ELEGANT COMICS FROM A BYGONE ERA

Fifty years ago, some comic strips presumed readers had a level of literacy, as well as a patience for drawings, that today's readers lack.

You won't find anything on today's comic pages today to resemble this Sunday strip by the great Leonard Starr.  Here, a journalist is smuggling a Chinese defector out through the jungles of Vietnam.  The two have begun to get on each other's nerves.  Starr's smart dialogue combines politics, human nature and humor.  


Note Starr's cinematography,  his facial expressions, his understanding of anatomy and design.  Readers today don't linger over the comic page long enough to appreciate such characteristics.  


I love the elegance of Starr's lines, both written and drawn.

Around the same time, MAD Magazine was producing satires that assumed even children knew the words and music to Gilbert & Sullivan songs.  MAD writers and artists even thought their young subscribers would get jokes about rivalry between Nelson Rockefeller, Richard Nixon and Barry Goldwater.


Here the great Mort Drucker conjured up a crowd scene with caricatures of the extended Kennedy dynasty, in a scene that relies on your knowledge of the wealth and influence of the Kennedy family patriarch, the family's love of football, and the roles of the other celebrities in the family.





Today MAD Magazine has been dumbed down to appeal to a less literate audience, and streamlined for bright readers who process large quantities of information on an accelerated basis.

Karrie Jacobs wrote that in our information era, we have been "seduced into thinking about ideas-- the intangible stuff that comprises our cutlture, our mental universe, our homegrown organic realities-- as information."  This, she objects, is misguided: "information should be our raw material, not our end product.... Point and click is not a satisfying form of interaction.... With information technology our reach is infinite but our grasp is weak."

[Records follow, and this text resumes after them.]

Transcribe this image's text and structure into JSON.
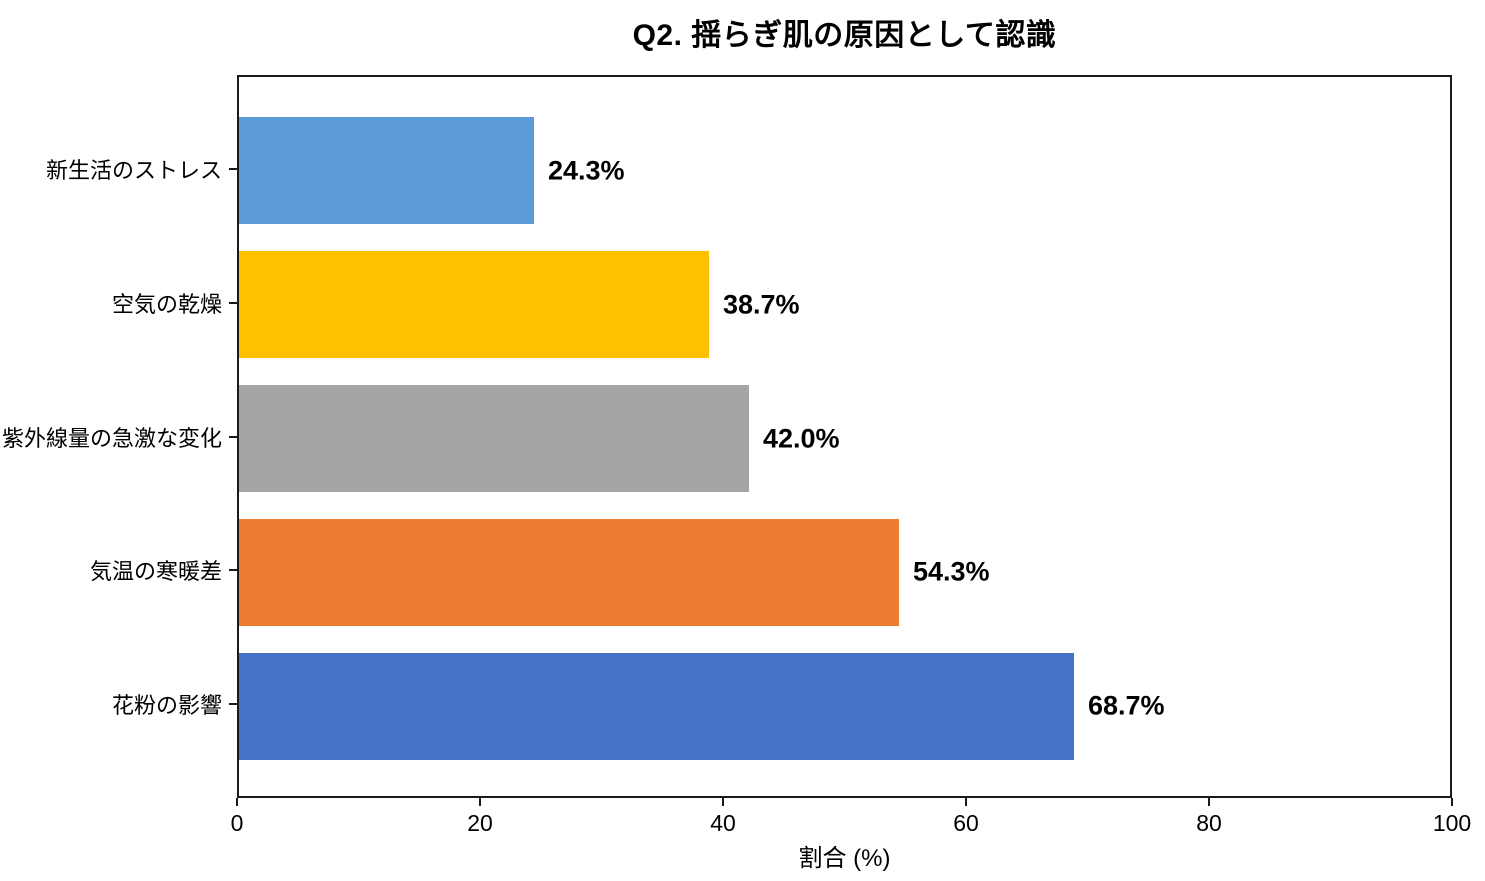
{
  "chart_data": {
    "type": "bar",
    "orientation": "horizontal",
    "title": "Q2. 揺らぎ肌の原因として認識",
    "xlabel": "割合 (%)",
    "ylabel": "",
    "categories_order": "top-to-bottom",
    "categories": [
      "新生活のストレス",
      "空気の乾燥",
      "紫外線量の急激な変化",
      "気温の寒暖差",
      "花粉の影響"
    ],
    "values": [
      24.3,
      38.7,
      42.0,
      54.3,
      68.7
    ],
    "value_labels": [
      "24.3%",
      "38.7%",
      "42.0%",
      "54.3%",
      "68.7%"
    ],
    "bar_colors": [
      "#5B9BD5",
      "#FFC000",
      "#A5A5A5",
      "#ED7D31",
      "#4472C4"
    ],
    "xlim": [
      0,
      100
    ],
    "x_ticks": [
      0,
      20,
      40,
      60,
      80,
      100
    ],
    "grid": false,
    "legend": false,
    "frame": true
  },
  "style": {
    "text_color": "#000000",
    "axis_color": "#1a1a1a",
    "background": "#ffffff"
  }
}
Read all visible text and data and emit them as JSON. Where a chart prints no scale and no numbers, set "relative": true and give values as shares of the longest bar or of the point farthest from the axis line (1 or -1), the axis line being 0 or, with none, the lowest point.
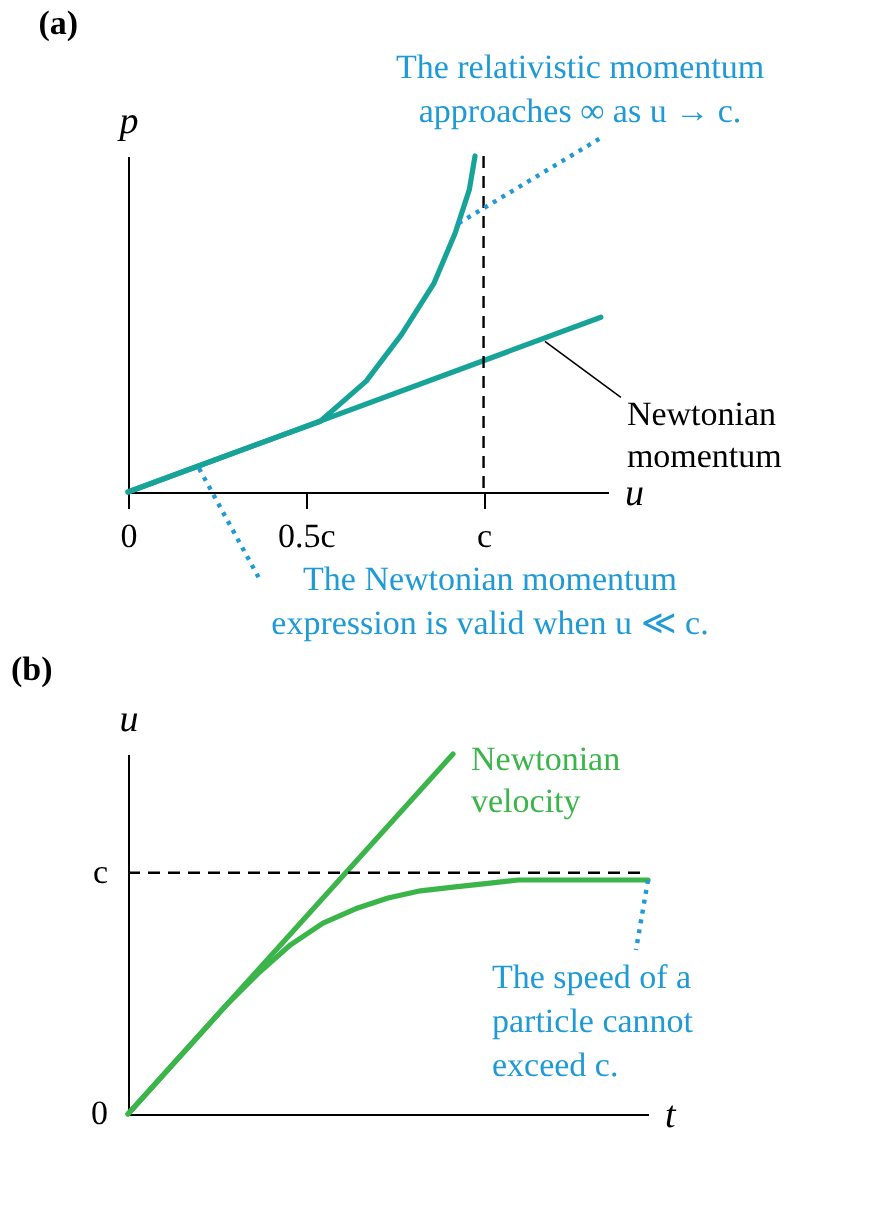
{
  "chart_data": [
    {
      "type": "line",
      "title": "(a)",
      "xlabel": "u",
      "ylabel": "p",
      "relative": true,
      "xlim": [
        0,
        1.35
      ],
      "xticks": [
        {
          "value": 0,
          "label": "0"
        },
        {
          "value": 0.5,
          "label": "0.5c"
        },
        {
          "value": 1,
          "label": "c"
        }
      ],
      "series": [
        {
          "color": "#17a398",
          "x": [
            0,
            0.2,
            0.4,
            0.54,
            0.67,
            0.77,
            0.86,
            0.92,
            0.96,
            0.976
          ],
          "values": [
            0,
            0.078,
            0.156,
            0.21,
            0.33,
            0.47,
            0.62,
            0.77,
            0.9,
            1.0
          ]
        },
        {
          "name": "Newtonian momentum",
          "color": "#17a398",
          "x": [
            0,
            1.33
          ],
          "values": [
            0,
            0.52
          ]
        }
      ],
      "ref_lines": [
        {
          "axis": "x",
          "value": 1,
          "line_style": "dashed",
          "color": "#000000"
        }
      ],
      "annotations": [
        {
          "text": "The relativistic momentum\napproaches ∞ as u → c.",
          "x": 0.93,
          "y": 0.8
        },
        {
          "text": "The Newtonian momentum\nexpression is valid when u ≪ c.",
          "x": 0.2,
          "y": 0.07
        }
      ],
      "grid": false,
      "legend": false
    },
    {
      "type": "line",
      "title": "(b)",
      "xlabel": "t",
      "ylabel": "u",
      "categories": [
        null,
        null,
        null,
        null,
        null,
        null,
        null,
        null,
        null,
        null,
        null,
        null,
        null,
        null,
        null,
        null,
        null
      ],
      "relative": true,
      "series": [
        {
          "name": "Newtonian velocity",
          "color": "#3bb54a",
          "values": [
            0,
            0.1,
            0.2,
            0.3,
            0.4,
            0.5,
            0.6,
            0.7,
            0.8,
            0.9,
            1.0,
            null,
            null,
            null,
            null,
            null,
            null
          ]
        },
        {
          "color": "#3bb54a",
          "values": [
            0,
            0.1,
            0.2,
            0.3,
            0.39,
            0.47,
            0.53,
            0.57,
            0.6,
            0.62,
            0.63,
            0.64,
            0.65,
            0.65,
            0.65,
            0.65,
            0.65
          ]
        }
      ],
      "ref_lines": [
        {
          "axis": "y",
          "value": 0.67,
          "label": "c",
          "line_style": "dashed",
          "color": "#000000"
        }
      ],
      "annotations": [
        "The speed of a\nparticle cannot\nexceed c.",
        "0"
      ],
      "grid": false,
      "legend": false
    }
  ]
}
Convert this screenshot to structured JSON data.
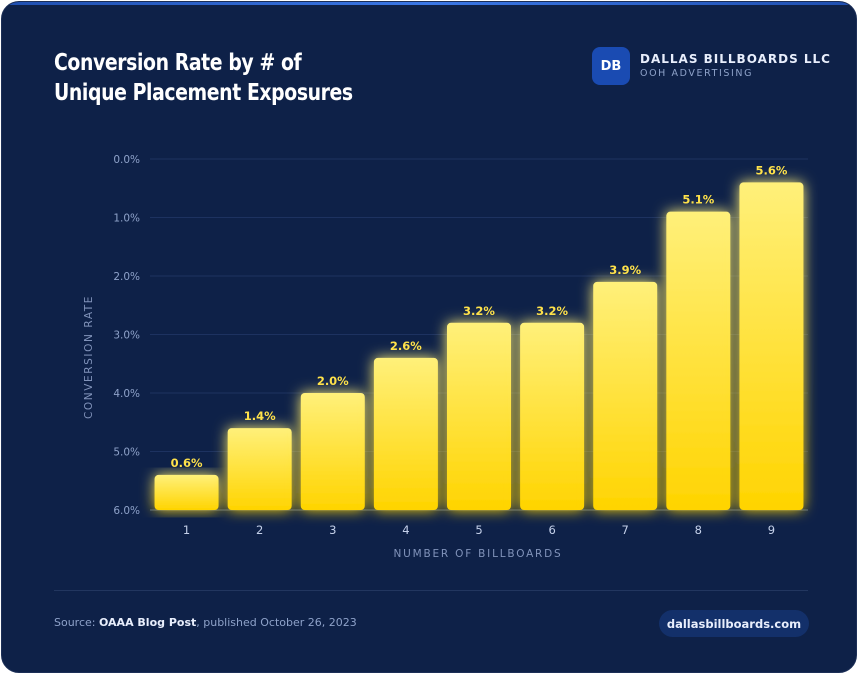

It is exhilarating to live in the information era but it is important to maintain enough self-control so that we don't let it ruin our attention span for the kind of art that needs to be savored. Some images are best experienced abruptly, but others (such as the drawings of Starr and Drucker above) need to be approached with a level of literacy and patience that unfortunately seems to be waning in popular audiences.

There is a benefit to surrounding ourselves with objects of craftsmanship and beauty, even in morning newspapers and cheap magazines.  In the long run, it helps to shape our reaction to the world around us.  So I offer you these lovely drawings at the end of 2012, as something to consider as you set your pace for 2013.